We, as humans, are so much inclined to judge a person by how he looks, that we spend most of our lives misjudging the people we meet. This is probably in our DNA: we meet to mate, to fight, and to hunt as our ancestors did, long before Freud explained to us the inner meaning of all our curious behaviors.
My father is so very handsome, I'm sure he spent most of his life surprising people by not being at all what they expected him to be: that is, if they expected him to be suave, charming, sophisticated and as elegant as he looked.
Look at that picture of him with his Jaguar XKE. He looks like an ad from Country Living or Gentleman's Quarterly. And I think I've explained that he wasn't like that at all. He was a serious nerd, in the nicest meaning of that word.
Now, with his disease, there is so much of his life he does not remember and the nerd part of him has kind of faded away. But he still remembers that Jaguar! Not because it was elegant, or exclusive, or expensive-looking (naturally he bought it from a guy for just a few thousand dollars and restored it himself) but because of its engine. That is after all, the root of the word of his profession: engineer.
"That car was really hard to drive and I had to work on it all the time to keep it running," he told me the other day, remembering the Jag as if he'd just let go of it recently. "But when you took it out on the freeway, I had to work hard to keep myself from getting a ticket. That car was really fast." And he smiled, remembering it.

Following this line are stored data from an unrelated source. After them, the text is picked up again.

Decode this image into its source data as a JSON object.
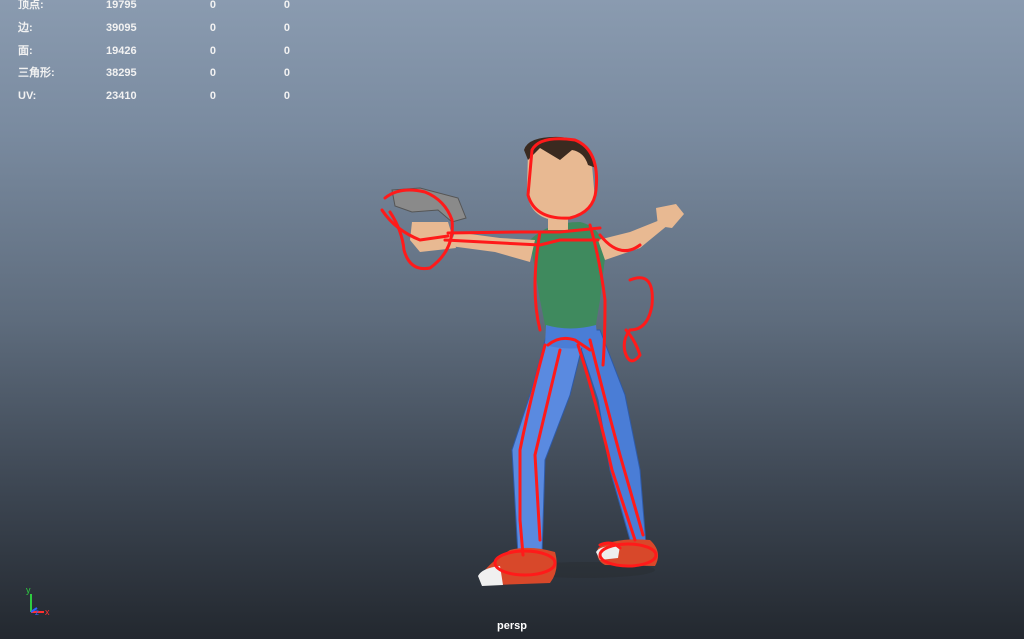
{
  "hud": {
    "rows": [
      {
        "label": "顶点:",
        "total": "19795",
        "selected": "0",
        "component": "0"
      },
      {
        "label": "边:",
        "total": "39095",
        "selected": "0",
        "component": "0"
      },
      {
        "label": "面:",
        "total": "19426",
        "selected": "0",
        "component": "0"
      },
      {
        "label": "三角形:",
        "total": "38295",
        "selected": "0",
        "component": "0"
      },
      {
        "label": "UV:",
        "total": "23410",
        "selected": "0",
        "component": "0"
      }
    ]
  },
  "axis": {
    "y_label": "y",
    "x_label": "x",
    "z_label": "z"
  },
  "camera": {
    "name": "persp"
  },
  "colors": {
    "sketch": "#ff1a1a",
    "skin": "#e8b992",
    "shirt": "#3f8a5e",
    "jeans": "#4a7dd6",
    "shoes": "#d8482a",
    "hair": "#3a2a20"
  }
}
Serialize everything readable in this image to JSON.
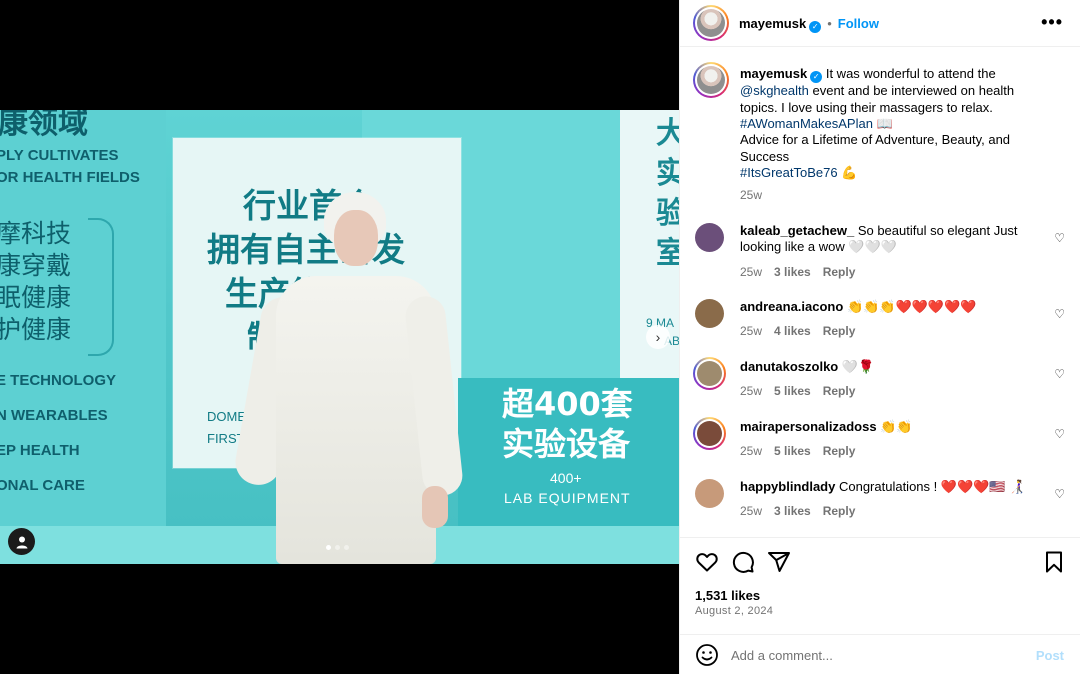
{
  "header": {
    "username": "mayemusk",
    "separator": "•",
    "follow_label": "Follow",
    "more_label": "•••"
  },
  "media": {
    "left_panel": {
      "cn_top": "健康领域",
      "en_lines": [
        "PLY CULTIVATES",
        "OR HEALTH FIELDS"
      ],
      "cn_list": [
        "摩科技",
        "康穿戴",
        "眠健康",
        "护健康"
      ],
      "en_list": [
        "E TECHNOLOGY",
        "N WEARABLES",
        "EP HEALTH",
        "ONAL CARE"
      ]
    },
    "center_board": {
      "cn_lines": [
        "行业首个",
        "拥有自主研发",
        "生产能力的",
        "制造"
      ],
      "en_lines": [
        "DOMES",
        "FIRST IN",
        "U"
      ]
    },
    "right_board": {
      "cn_vertical": "大实验室",
      "en_line1": "9 MA",
      "en_line2": "AB"
    },
    "equip_panel": {
      "cn_line1": "超400套",
      "cn_line2": "实验设备",
      "count": "400+",
      "en": "LAB EQUIPMENT"
    },
    "next_label": "›",
    "slide_count": 3,
    "active_slide": 1
  },
  "caption": {
    "username": "mayemusk",
    "text_intro": "It was wonderful to attend the",
    "mention": "@skghealth",
    "text_after_mention": "event and be interviewed on health topics. I love using their massagers to relax.",
    "hashtag1": "#AWomanMakesAPlan",
    "hashtag1_emoji": "📖",
    "text_after_tag": "Advice for a Lifetime of Adventure, Beauty, and Success",
    "hashtag2": "#ItsGreatToBe76",
    "hashtag2_emoji": "💪",
    "time": "25w"
  },
  "comments": [
    {
      "user": "kaleab_getachew_",
      "text": "So beautiful so elegant Just looking like a wow 🤍🤍🤍",
      "time": "25w",
      "likes": "3 likes",
      "reply": "Reply",
      "avatar_color": "#6b4f7a"
    },
    {
      "user": "andreana.iacono",
      "text": "👏👏👏❤️❤️❤️❤️❤️",
      "time": "25w",
      "likes": "4 likes",
      "reply": "Reply",
      "avatar_color": "#8a6b4a"
    },
    {
      "user": "danutakoszolko",
      "text": "🤍🌹",
      "time": "25w",
      "likes": "5 likes",
      "reply": "Reply",
      "avatar_color": "#9e8b6e"
    },
    {
      "user": "mairapersonalizadoss",
      "text": "👏👏",
      "time": "25w",
      "likes": "5 likes",
      "reply": "Reply",
      "avatar_color": "#7a4b3a"
    },
    {
      "user": "happyblindlady",
      "text": "Congratulations ! ❤️❤️❤️🇺🇸 👩‍🦯",
      "time": "25w",
      "likes": "3 likes",
      "reply": "Reply",
      "avatar_color": "#c79a7a"
    }
  ],
  "actions": {
    "likes": "1,531 likes",
    "date": "August 2, 2024"
  },
  "add_comment": {
    "placeholder": "Add a comment...",
    "post_label": "Post"
  },
  "colors": {
    "link": "#00376b",
    "follow": "#0095f6",
    "post_disabled": "#b2dffc",
    "photo_bg": "#52c8cb"
  }
}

I told him about the bumper sticker I had seen on an old Jag that read: All of the parts falling off this car are of the finest English craftsmanship. He laughed and said, "That was the Jag. But she really could go."
Cars, airplanes, trucks--anything with an engine--always interested my Dad. He actually liked working on them himself, even though he always could have afforded having someone else do it for him. Once, he was working on a Ford Thunderbird we owned and he seriously cut two of his fingers. Thoughtful and kind as he was, he held his fingers together with his other hand and went to a neighbor and asked to be driven to the hospital. He didn't want to frighten my mother. When he was settled at the Emergency Room, the neighbor then came over and told my mother. When Mom arrived at the ER to check on him, her face was so white they almost admitted her instead of my Dad.

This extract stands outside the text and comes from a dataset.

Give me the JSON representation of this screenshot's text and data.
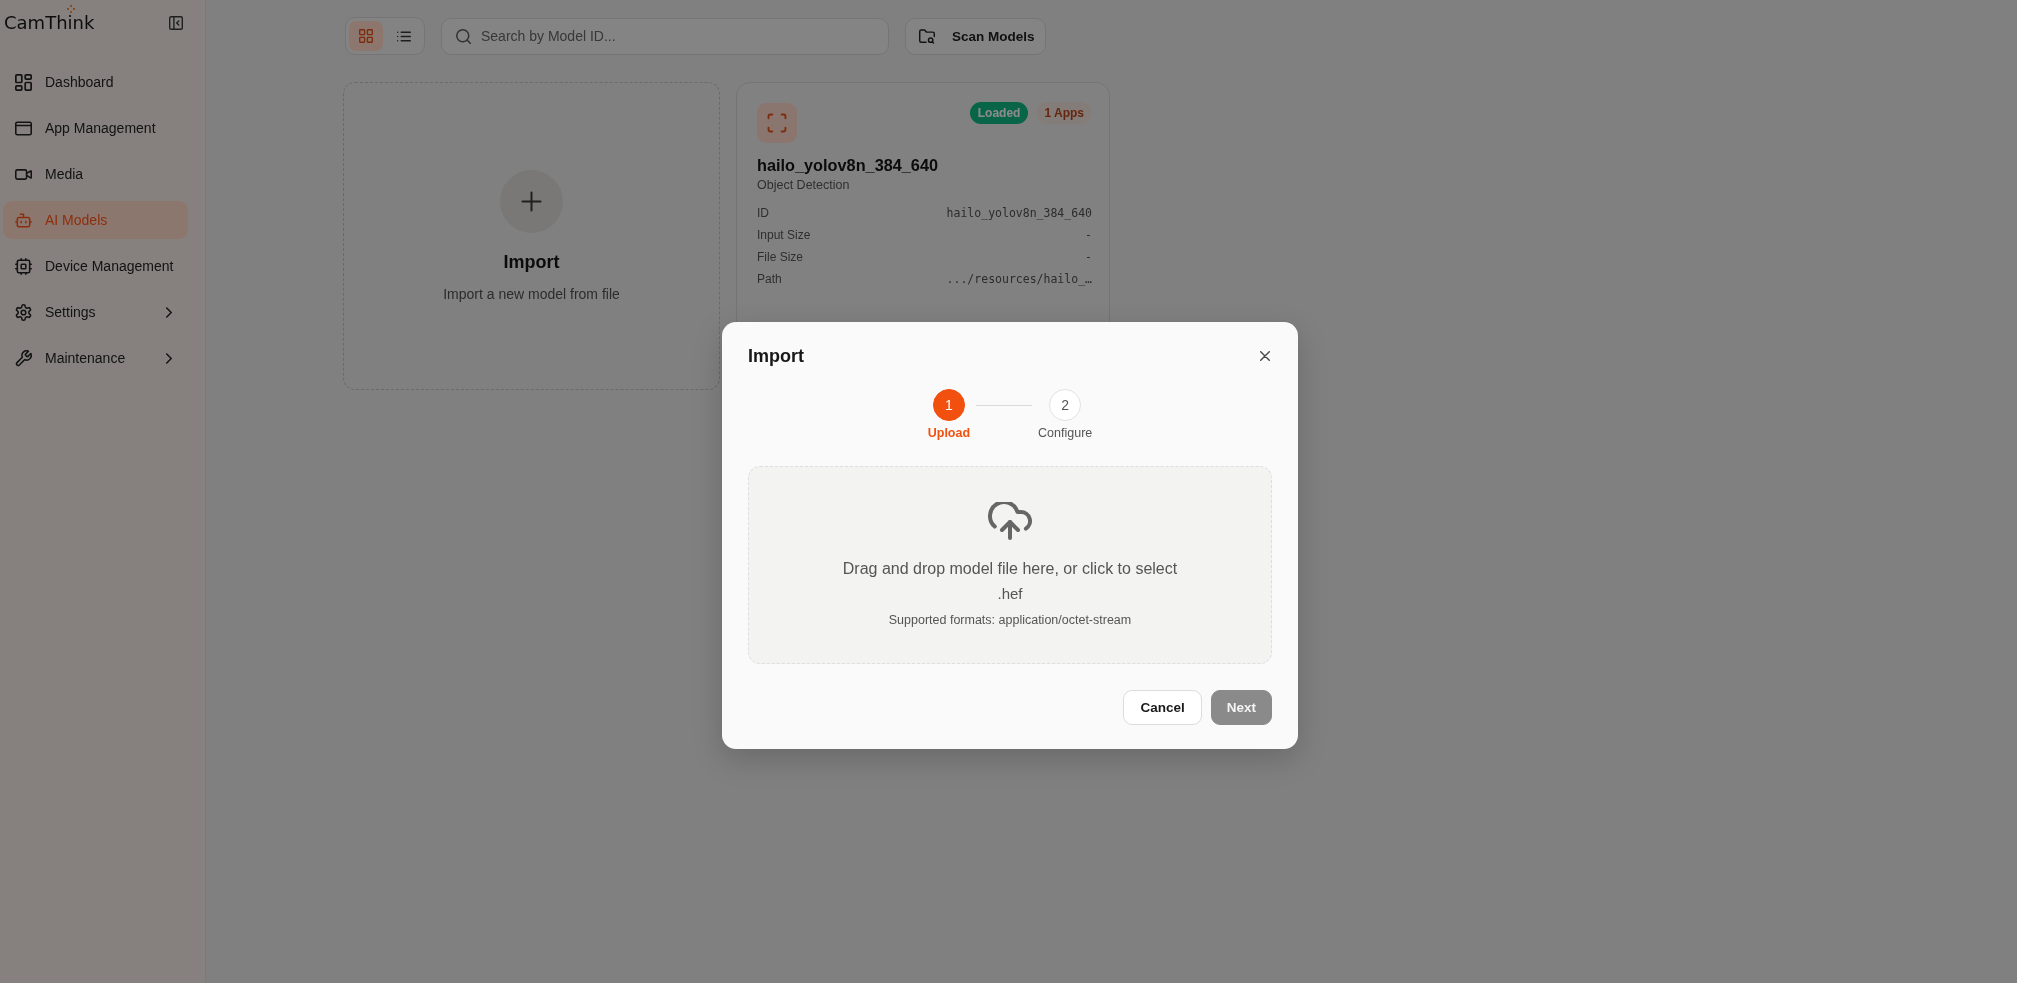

We were at the doctor recently for my Dad's three-month checkup and after the doctor had told him how healthy he was--blood pressure, blood oxygenation, weight, all the rest--he asked the doctor if it might be okay for him to drive again. My mother and I looked at each other with seriously raised eyebrows.
"No driving," his doctor wrote on a pad for my now-totally deaf, Alzheimer's afflicted father.
"Well, I knew you were going to say that," said my Dad, "but I thought I should at least ask."
When I told the story recently about having the firemen take my father upstairs to my apartment, and the confusion that resulted, my sister said it made her sad, because the Old Dad is gone.
Well, she's only right in part, I think. And anyway: some things about the Old Dad were somewhat challenging. I remember very distinctly how the Old Dad once gave one of my boyfriends a tour of the City of Palo Alto Sewage Treatment Plant, primary, secondary and tertiary systems included, and how I wanted to disappear into San Francisco Bay as he discussed how the effluent was treated, in colorful detail. That was the Old Dad, all right.
And the one we have now hasn't left that guy behind entirely. He still remembers the engine power of his old Jaguar XKE, and how it felt when you shifted it into fourth gear and it leaped ahead on the freeway.
And dementia or not, he still wants that feeling again and still wants to drive a car, God forbid. Fortunately he never mentions the sewage treatment plant, which he helped design and where he spent the last part of his career. But he still remembers he loves us, something the Old Dad was much more reticent about than he was about sewage. I didn't make it over to see him yesterday, because a friend of mine is very ill, and today Mom called to say Dad wanted to know if I was okay and wanted me to come over as soon as possible.
For every time in life there are compensations. I miss the Old Dad too. But I'm learning to love the New Dad just as much for whatever time we have left to love him.
I had a new camera one Christmas and got Dad to pose for these pictures. He looked so happy--not always a look you saw on Dad's face.